Place  /  Explainer

How Place Names Impact The Way We See Landscape

Western landscapes and their names are stratified with personal memories, ancestral teachings, mythic events and colonial disturbances.

Dził is both the Diné word for mountain and the root word of strength, dziił. “There’s philosophy attached to these mountains. They have beauty and strength,” Tohe said, and can inspire all people, Native and non-Native alike. Diné people approach the peaks prayerfully, not haphazardly, Tohe said. Her grandma taught her that you cannot do whatever you want on a mountain, or in the water. “Water has spirit,” Tohe said. If you introduce yourself, approach it respectfully, it will help you.
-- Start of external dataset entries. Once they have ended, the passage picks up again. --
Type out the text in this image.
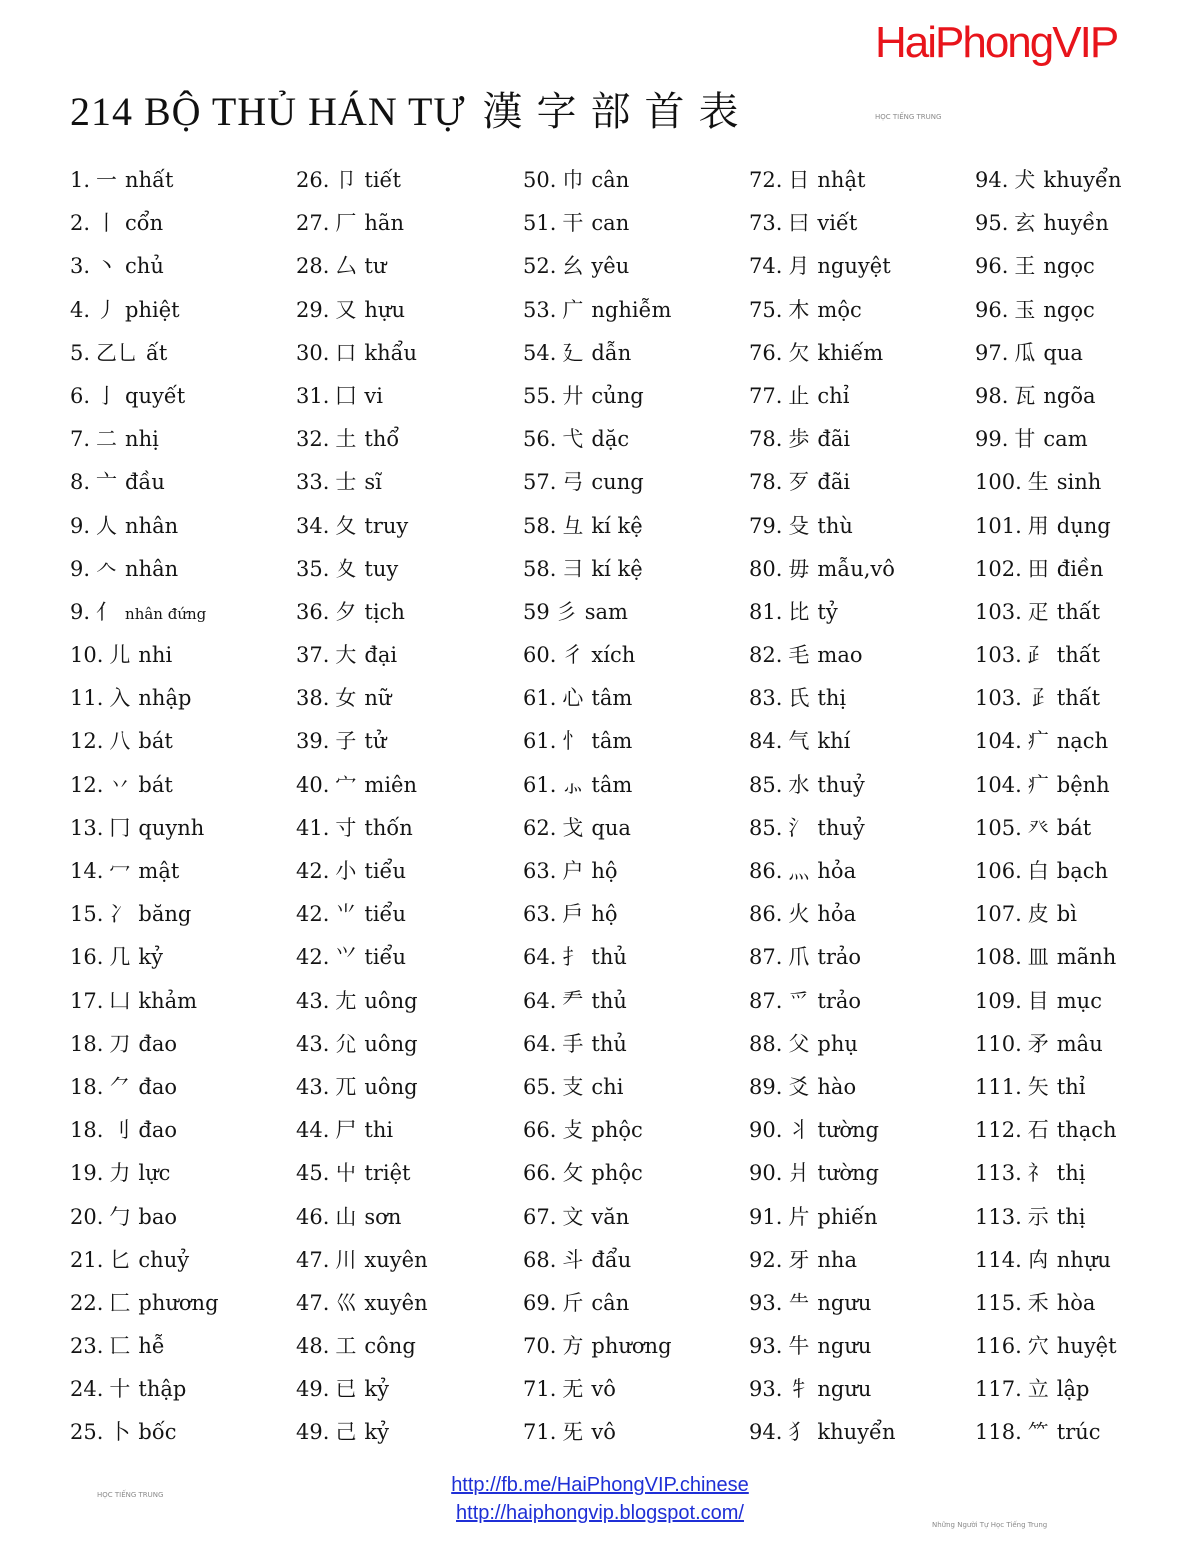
HaiPhongVIP
214 BỘ THỦ HÁN TỰ 漢字部首表	HỌC TIẾNG TRUNG
1. 一 nhất
2. 丨 cổn
3. 丶 chủ
4. 丿 phiệt
5. 乙乚 ất
6. 亅 quyết
7. 二 nhị
8. 亠 đầu
9. 人 nhân
9. 𠆢 nhân
9. 亻 nhân đứng
10. 儿 nhi
11. 入 nhập
12. 八 bát
12. 丷 bát
13. 冂 quynh
14. 冖 mật
15. 冫 băng
16. 几 kỷ
17. 凵 khảm
18. 刀 đao
18. ⺈ đao
18. 刂 đao
19. 力 lực
20. 勹 bao
21. 匕 chuỷ
22. 匚 phương
23. 匸 hễ
24. 十 thập
25. 卜 bốc
26. 卩 tiết
27. 厂 hãn
28. 厶 tư
29. 又 hựu
30. 口 khẩu
31. 囗 vi
32. 土 thổ
33. 士 sĩ
34. 夂 truy
35. 夊 tuy
36. 夕 tịch
37. 大 đại
38. 女 nữ
39. 子 tử
40. 宀 miên
41. 寸 thốn
42. 小 tiểu
42. ⺌ tiểu
42. ⺍ tiểu
43. 尢 uông
43. 尣 uông
43. 兀 uông
44. 尸 thi
45. 屮 triệt
46. 山 sơn
47. 川 xuyên
47. 巛 xuyên
48. 工 công
49. 已 kỷ
49. 己 kỷ
50. 巾 cân
51. 干 can
52. 幺 yêu
53. 广 nghiễm
54. 廴 dẫn
55. 廾 củng
56. 弋 dặc
57. 弓 cung
58. 彑 kí kệ
58. 彐 kí kệ
59 彡 sam
60. 彳 xích
61. 心 tâm
61. 忄 tâm
61. ⺗ tâm
62. 戈 qua
63. 户 hộ
63. 戶 hộ
64. 扌 thủ
64. 龵 thủ
64. 手 thủ
65. 支 chi
66. 攴 phộc
66. 攵 phộc
67. 文 văn
68. 斗 đẩu
69. 斤 cân
70. 方 phương
71. 无 vô
71. 旡 vô
72. 日 nhật
73. 曰 viết
74. 月 nguyệt
75. 木 mộc
76. 欠 khiếm
77. 止 chỉ
78. 歩 đãi
78. 歹 đãi
79. 殳 thù
80. 毋 mẫu,vô
81. 比 tỷ
82. 毛 mao
83. 氏 thị
84. 气 khí
85. 水 thuỷ
85. 氵 thuỷ
86. 灬 hỏa
86. 火 hỏa
87. 爪 trảo
87. 爫 trảo
88. 父 phụ
89. 爻 hào
90. 丬 tường
90. 爿 tường
91. 片 phiến
92. 牙 nha
93. ⺧ ngưu
93. 牛 ngưu
93. 牜 ngưu
94. 犭 khuyển
94. 犬 khuyển
95. 玄 huyền
96. 王 ngọc
96. 玉 ngọc
97. 瓜 qua
98. 瓦 ngõa
99. 甘 cam
100. 生 sinh
101. 用 dụng
102. 田 điền
103. 疋 thất
103. ⺪ thất
103. 𤴔 thất
104. 疒 nạch
104. 疒 bệnh
105. 癶 bát
106. 白 bạch
107. 皮 bì
108. 皿 mãnh
109. 目 mục
110. 矛 mâu
111. 矢 thỉ
112. 石 thạch
113. 礻 thị
113. 示 thị
114. 禸 nhựu
115. 禾 hòa
116. 穴 huyệt
117. 立 lập
118. ⺮ trúc
HỌC TIẾNG TRUNG	http://fb.me/HaiPhongVIP.chinese
http://haiphongvip.blogspot.com/
Những Người Tự Học Tiếng Trung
She honors the place where her grandma taught her that lesson: “Every time I go by that spot, when I drive past that, I remember that story she told about water.”

Psychologists call this “place identity,” a social constructivist theory designed to shed light on our subjective perceptions of geography. Place identity was originally defined by psychologist Harold Proshansky in 1978 as “those dimensions of self that define the individual’s personal identity in relation to the physical environment” via “conscious and unconscious ideas, feelings, values, goals, preferences, skills, and behavioral tendencies relevant to a specific environment.”
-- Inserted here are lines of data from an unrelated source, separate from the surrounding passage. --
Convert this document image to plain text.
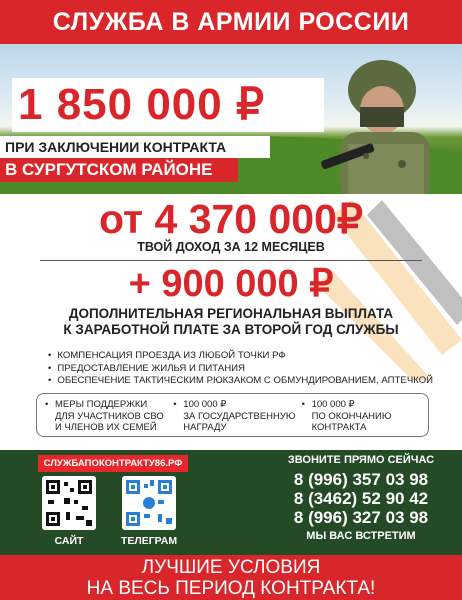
СЛУЖБА В АРМИИ РОССИИ
1 850 000 ₽
ПРИ ЗАКЛЮЧЕНИИ КОНТРАКТА
В СУРГУТСКОМ РАЙОНЕ
от 4 370 000₽
ТВОЙ ДОХОД ЗА 12 МЕСЯЦЕВ
+ 900 000 ₽
ДОПОЛНИТЕЛЬНАЯ РЕГИОНАЛЬНАЯ ВЫПЛАТА
К ЗАРАБОТНОЙ ПЛАТЕ ЗА ВТОРОЙ ГОД СЛУЖБЫ
• КОМПЕНСАЦИЯ ПРОЕЗДА ИЗ ЛЮБОЙ ТОЧКИ РФ
• ПРЕДОСТАВЛЕНИЕ ЖИЛЬЯ И ПИТАНИЯ
• ОБЕСПЕЧЕНИЕ ТАКТИЧЕСКИМ РЮКЗАКОМ С ОБМУНДИРОВАНИЕМ, АПТЕЧКОЙ
• МЕРЫ ПОДДЕРЖКИ
ДЛЯ УЧАСТНИКОВ СВО
И ЧЛЕНОВ ИХ СЕМЕЙ
• 100 000 ₽
ЗА ГОСУДАРСТВЕННУЮ
НАГРАДУ
• 100 000 ₽
ПО ОКОНЧАНИЮ
КОНТРАКТА
СЛУЖБАПОКОНТРАКТУ86.РФ
САЙТ	ТЕЛЕГРАМ
ЗВОНИТЕ ПРЯМО СЕЙЧАС
8 (996) 357 03 98
8 (3462) 52 90 42
8 (996) 327 03 98
МЫ ВАС ВСТРЕТИМ
ЛУЧШИЕ УСЛОВИЯ
НА ВЕСЬ ПЕРИОД КОНТРАКТА!
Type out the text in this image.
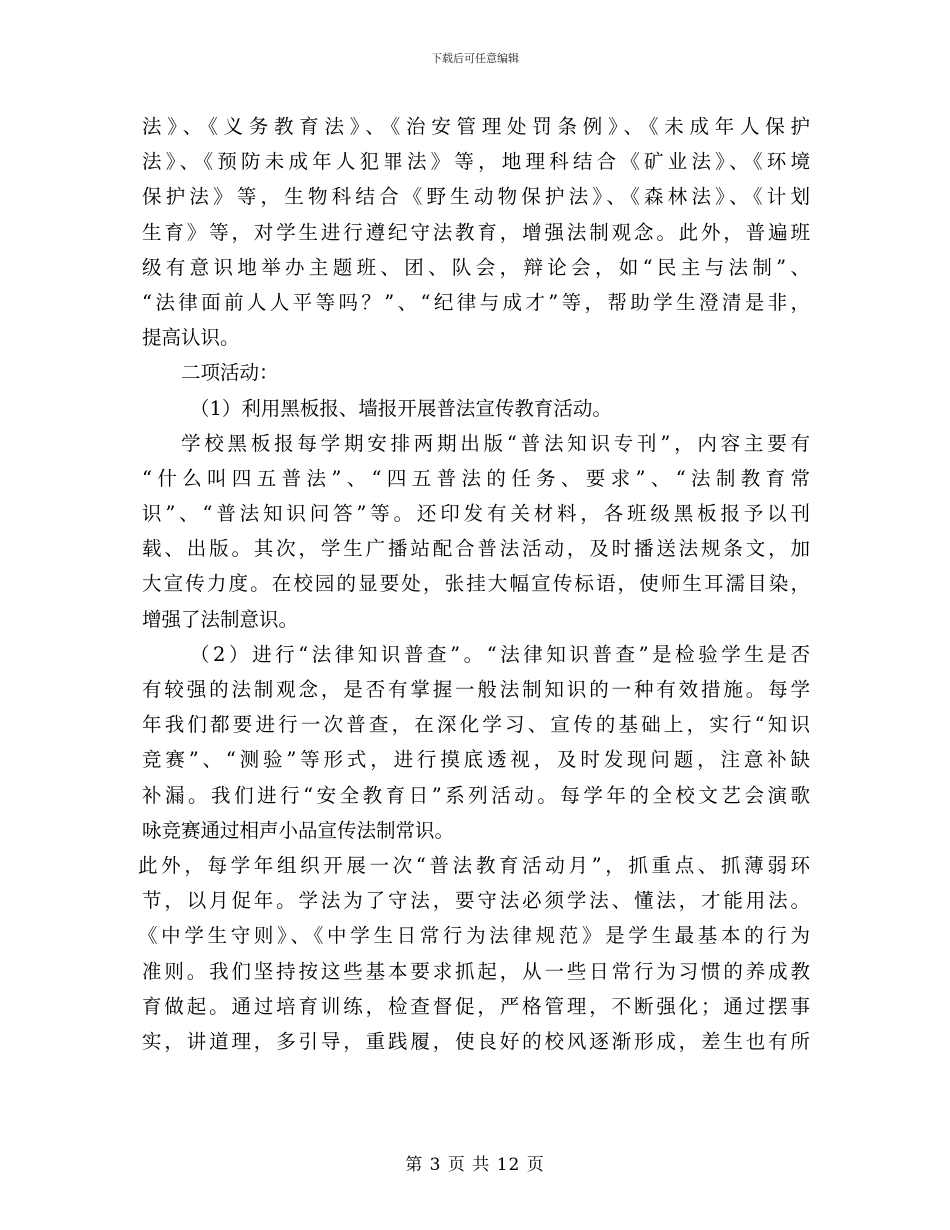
下载后可任意编辑
法》、《义务教育法》、《治安管理处罚条例》、《未成年人保护
法》、《预防未成年人犯罪法》等，地理科结合《矿业法》、《环境
保护法》等，生物科结合《野生动物保护法》、《森林法》、《计划
生育》等，对学生进行遵纪守法教育，增强法制观念。此外，普遍班
级有意识地举办主题班、团、队会，辩论会，如“民主与法制”、
“法律面前人人平等吗？”、“纪律与成才”等，帮助学生澄清是非，
提高认识。
二项活动：
（1）利用黑板报、墙报开展普法宣传教育活动。
学校黑板报每学期安排两期出版“普法知识专刊”，内容主要有
“什么叫四五普法”、“四五普法的任务、要求”、“法制教育常
识”、“普法知识问答”等。还印发有关材料，各班级黑板报予以刊
载、出版。其次，学生广播站配合普法活动，及时播送法规条文，加
大宣传力度。在校园的显要处，张挂大幅宣传标语，使师生耳濡目染，
增强了法制意识。
（2）进行“法律知识普查”。“法律知识普查”是检验学生是否
有较强的法制观念，是否有掌握一般法制知识的一种有效措施。每学
年我们都要进行一次普查，在深化学习、宣传的基础上，实行“知识
竞赛”、“测验”等形式，进行摸底透视，及时发现问题，注意补缺
补漏。我们进行“安全教育日”系列活动。每学年的全校文艺会演歌
咏竞赛通过相声小品宣传法制常识。
此外，每学年组织开展一次“普法教育活动月”，抓重点、抓薄弱环
节，以月促年。学法为了守法，要守法必须学法、懂法，才能用法。
《中学生守则》、《中学生日常行为法律规范》是学生最基本的行为
准则。我们坚持按这些基本要求抓起，从一些日常行为习惯的养成教
育做起。通过培育训练，检查督促，严格管理，不断强化；通过摆事
实，讲道理，多引导，重践履，使良好的校风逐渐形成，差生也有所
第 3 页 共 12 页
According to linguistic anthropologist Phillip Cash Cash (Cayuse and Nez Perce), in many Indigenous worldviews, people are not central to the landscape, but rather are one component participating equally with other life-forms. Recognition of a landscape produces an inner experience: The Indigenous place name orients you to its “meaning within the community mind.”

Cash Cash described community mind as “a stable set of beliefs” containing “the ongoing narrative of that community’s interaction with the world.” Ancestors who inhabited these spaces can convey teachings to their living descendants: “Their lives actually echo across the creational realm.”
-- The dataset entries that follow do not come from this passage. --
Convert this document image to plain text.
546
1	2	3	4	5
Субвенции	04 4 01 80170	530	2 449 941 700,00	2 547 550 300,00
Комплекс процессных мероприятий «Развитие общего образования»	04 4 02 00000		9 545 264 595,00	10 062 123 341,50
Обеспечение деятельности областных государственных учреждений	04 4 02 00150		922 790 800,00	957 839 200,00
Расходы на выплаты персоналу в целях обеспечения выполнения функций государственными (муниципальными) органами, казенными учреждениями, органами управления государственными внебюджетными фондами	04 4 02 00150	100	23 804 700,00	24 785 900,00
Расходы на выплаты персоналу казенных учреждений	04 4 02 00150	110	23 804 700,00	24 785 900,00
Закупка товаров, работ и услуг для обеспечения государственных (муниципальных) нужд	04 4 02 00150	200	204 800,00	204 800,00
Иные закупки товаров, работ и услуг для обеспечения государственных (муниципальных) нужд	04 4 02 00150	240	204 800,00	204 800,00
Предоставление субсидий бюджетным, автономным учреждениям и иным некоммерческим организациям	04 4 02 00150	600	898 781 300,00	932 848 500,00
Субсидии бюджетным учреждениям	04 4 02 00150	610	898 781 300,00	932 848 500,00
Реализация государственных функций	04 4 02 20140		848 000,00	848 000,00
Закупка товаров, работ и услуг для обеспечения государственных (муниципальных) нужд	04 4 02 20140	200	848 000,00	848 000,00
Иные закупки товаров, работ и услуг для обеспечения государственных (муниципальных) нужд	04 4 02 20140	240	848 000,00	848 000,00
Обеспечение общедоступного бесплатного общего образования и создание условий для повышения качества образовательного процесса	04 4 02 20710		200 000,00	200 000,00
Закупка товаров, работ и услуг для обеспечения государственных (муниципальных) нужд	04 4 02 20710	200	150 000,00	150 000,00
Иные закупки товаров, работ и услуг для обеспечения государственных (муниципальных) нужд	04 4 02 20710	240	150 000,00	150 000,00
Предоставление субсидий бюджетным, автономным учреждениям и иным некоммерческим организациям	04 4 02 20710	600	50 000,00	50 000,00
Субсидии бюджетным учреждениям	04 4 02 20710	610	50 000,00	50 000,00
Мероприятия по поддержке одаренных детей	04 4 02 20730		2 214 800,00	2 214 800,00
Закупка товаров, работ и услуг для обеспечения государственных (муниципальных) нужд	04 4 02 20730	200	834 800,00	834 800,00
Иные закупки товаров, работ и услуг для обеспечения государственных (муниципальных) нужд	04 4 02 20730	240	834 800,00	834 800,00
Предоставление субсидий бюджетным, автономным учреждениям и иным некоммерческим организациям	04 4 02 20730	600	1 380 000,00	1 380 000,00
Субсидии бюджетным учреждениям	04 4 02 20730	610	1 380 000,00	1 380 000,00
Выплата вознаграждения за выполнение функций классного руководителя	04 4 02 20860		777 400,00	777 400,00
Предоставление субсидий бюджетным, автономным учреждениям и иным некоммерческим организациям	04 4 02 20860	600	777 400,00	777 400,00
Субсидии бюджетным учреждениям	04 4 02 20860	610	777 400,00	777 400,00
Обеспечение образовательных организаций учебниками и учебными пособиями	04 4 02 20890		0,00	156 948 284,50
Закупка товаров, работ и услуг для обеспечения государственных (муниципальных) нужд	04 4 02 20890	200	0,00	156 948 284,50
Sacred sites also hold a mythic layer of significance, said Cash Cash. The topography of sacred landscapes is overlaid with mythical events that occurred during Creation. “When the two overlap, the time frame collapses, and they say that accessing these areas, those mythical beings and the energy they represent can affect you,” he said. Overwriting sacred place names with different information disrupts connections to mythic beings “still existing beyond our human realm.”

Colonial place names lack these deep connections. “A lot of these places were named after males,” said Tohe, “somebody that was in the military or had some great power in the government.” Tsé Si’ání, for example, or “Sitting Rock,” is about as basic a name as you can get — and yet it supports and is supported by the community mind of the land’s ancient people. “We named things oftentimes because of a distinct feature in the land.”

In mainstream America, Tsé Si’ání is called “Lupton.”